- Al-Rumaitha Location within Iraq
- Coordinates: 31°31′15″N 45°12′06″E﻿ / ﻿31.5209300°N 45.2016870°E
- Country: Iraq
- Governorates: Al Muthanna Governorate
- Established: 1820
- Elevation: 9 m (30 ft)

Population (2014)
- • Total: 115,431
- Time zone: UTC+3 (AST)

= Al-Rumaitha =

Al-Rumaitha (الرميثة) is a city in Muthanna Governorate, Iraq. It is the capital of Al-Rumaitha District. Its population in 2014 was 115,431. The economy is predominantly agricultural, specializing in the production of date palms and grains.

==Name==
Al-Rumaitha is named after the saxaul plant, ramth or rimth (رمث) in Arabic. It has had other names in the past.
It was called al-‘Auja (العوجة) due to the way the river distorts the shape of the city, and al-Abyad (الاأبيض) due to the supposed presence of the white lion in its environs.

==Geography==
Rumaitha is located beside one of the branches of the Euphrates River. It is approximately 25 kilometers north of Samawah, and several roads link the two cities.

==History==
The city contains 35 archaeological sites, pertaining to different time periods from the Babylonian to the Islamic eras.

During the British occupation of Iraq, the British used al-Rumaitha, at that time a small village, as a military camp to support the supply and transportation of British forces moving from Basra and Nasiriya to Baghdad. In 1920, the Iraqi revolt against the British began in al-Rumaitha on 30 June, after the British arrested Sheikh Shaalan Abu al-Jun of the al-Dhuwalim tribe. Members of his tribe mounted a raid on the government holding facility and freed him. The city also supported the anti-British 1941 Iraqi coup d'état and participated in the anti-British Al-Wathbah uprising of 1948.

King Faisal I visited the city in 1922, as did Ghazi in 1937 and Faisal II in 1948, accompanied by 'Abd al-Ilah and Nuri al-Said.

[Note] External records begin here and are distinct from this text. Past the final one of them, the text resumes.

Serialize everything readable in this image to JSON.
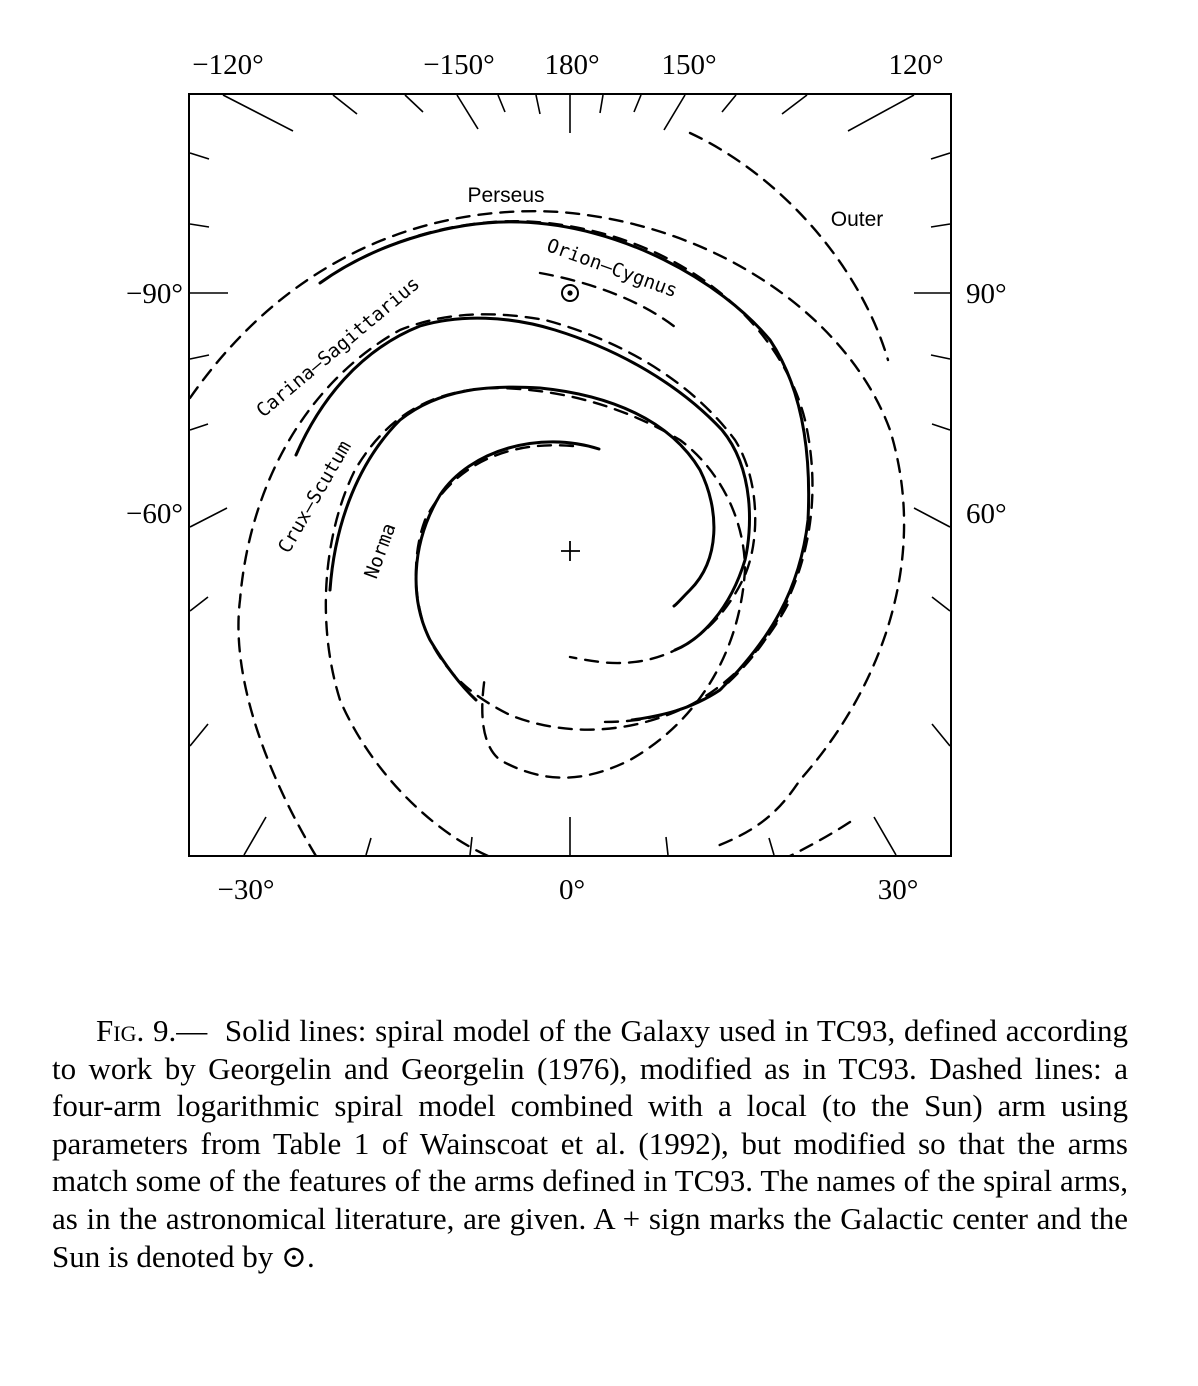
{
  "figure": {
    "top_labels": [
      "−120°",
      "−150°",
      "180°",
      "150°",
      "120°"
    ],
    "bottom_labels": [
      "−30°",
      "0°",
      "30°"
    ],
    "left_labels": [
      "−90°",
      "−60°"
    ],
    "right_labels": [
      "90°",
      "60°"
    ],
    "arm_labels": {
      "perseus": "Perseus",
      "outer": "Outer",
      "orion_cygnus": "Orion–Cygnus",
      "carina_sagittarius": "Carina–Sagittarius",
      "crux_scutum": "Crux–Scutum",
      "norma": "Norma"
    },
    "line_color": "#000000"
  },
  "caption": {
    "fig_label": "Fig. 9.—",
    "text": "Solid lines: spiral model of the Galaxy used in TC93, defined according to work by Georgelin and Georgelin (1976), modified as in TC93. Dashed lines: a four-arm logarithmic spiral model combined with a local (to the Sun) arm using parameters from Table 1 of Wainscoat et al. (1992), but modified so that the arms match some of the features of the arms defined in TC93. The names of the spiral arms, as in the astronomical literature, are given. A + sign marks the Galactic center and the Sun is denoted by ⊙."
  }
}
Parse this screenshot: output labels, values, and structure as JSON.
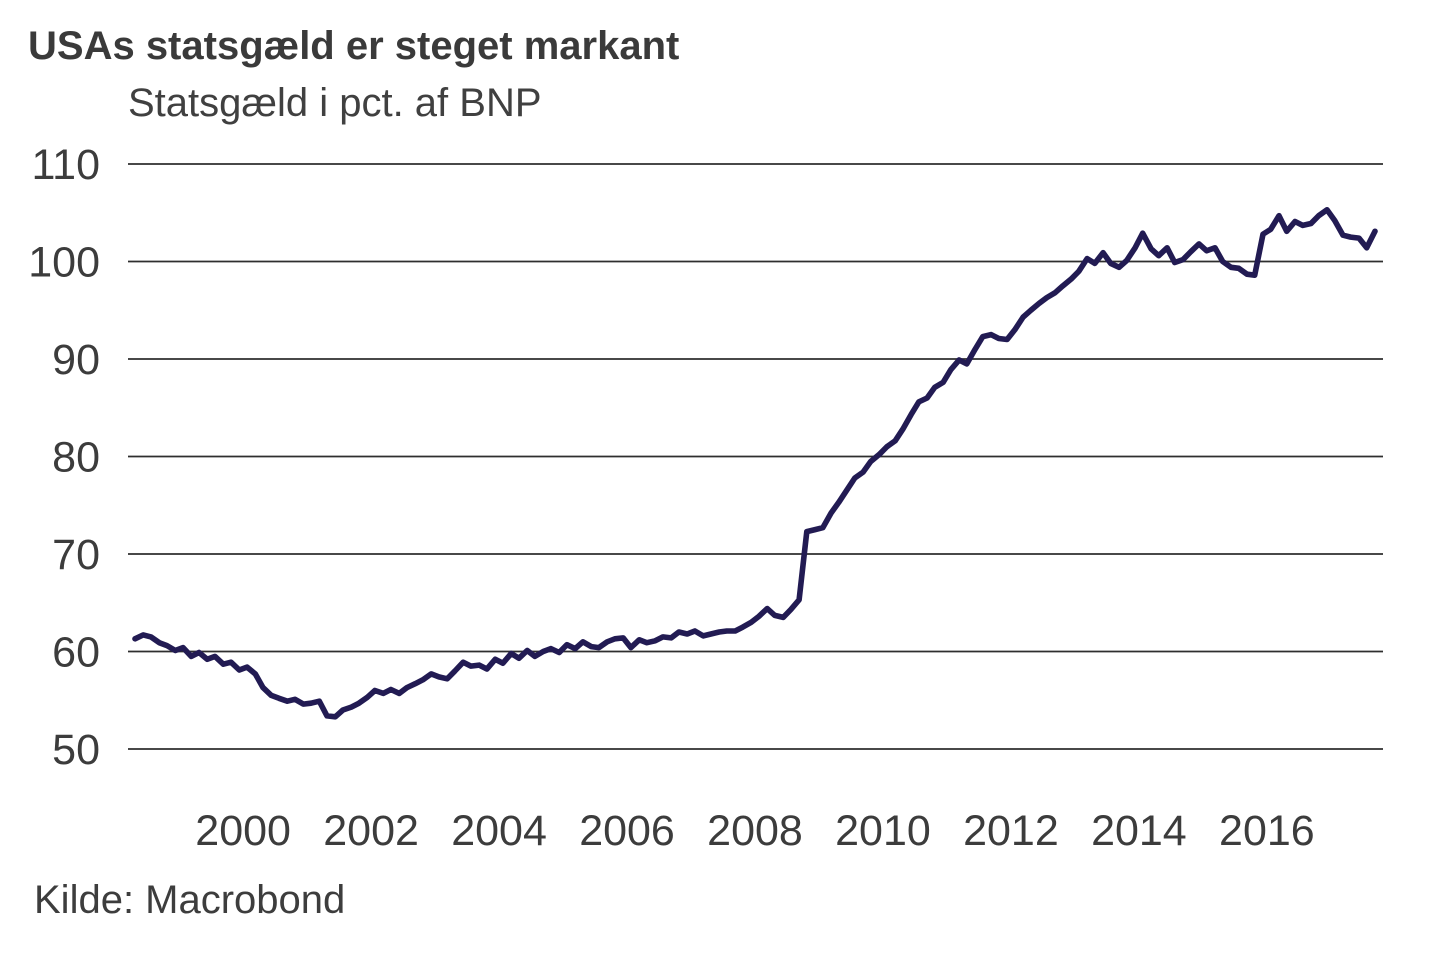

In September 2006, Al-Rumaitha of the site of the eponymous battle between Australian forces and Iraqi insurgents.
==Infrastructure and Modern Projects==
Between 2023 and 2026, the city of Rumaytha witnessed a package of service projects to improve its infrastructure. Among the most prominent was the completion of the major Rumaytha sewage project in late 2023, managed by the Ministry of Planning, serving approximately 100,000 residents in the neighborhoods of Al-Askari, Al-Shuhada, Al-Muhandiseen, Al-Mu'allemin, and others. This project included sewage pumping and treatment stations. Furthermore, in late 2024, service and engineering efforts were undertaken to rehabilitate previously underserved areas such as Khalaf Al-Mal'ab, Al-Tabar, and Al-Basatin Al-Sharqiya. These efforts included paving roads and extending water and sewage networks to serve approximately 40,000 citizens. In the same vein, the local government in Al-Muthanna awarded additional service projects worth over 13 billion Iraqi dinars to develop the district's roads and services. Work also continued on the Rumaytha residential complex, implemented by the Ministry of Construction and Housing to address the housing crisis.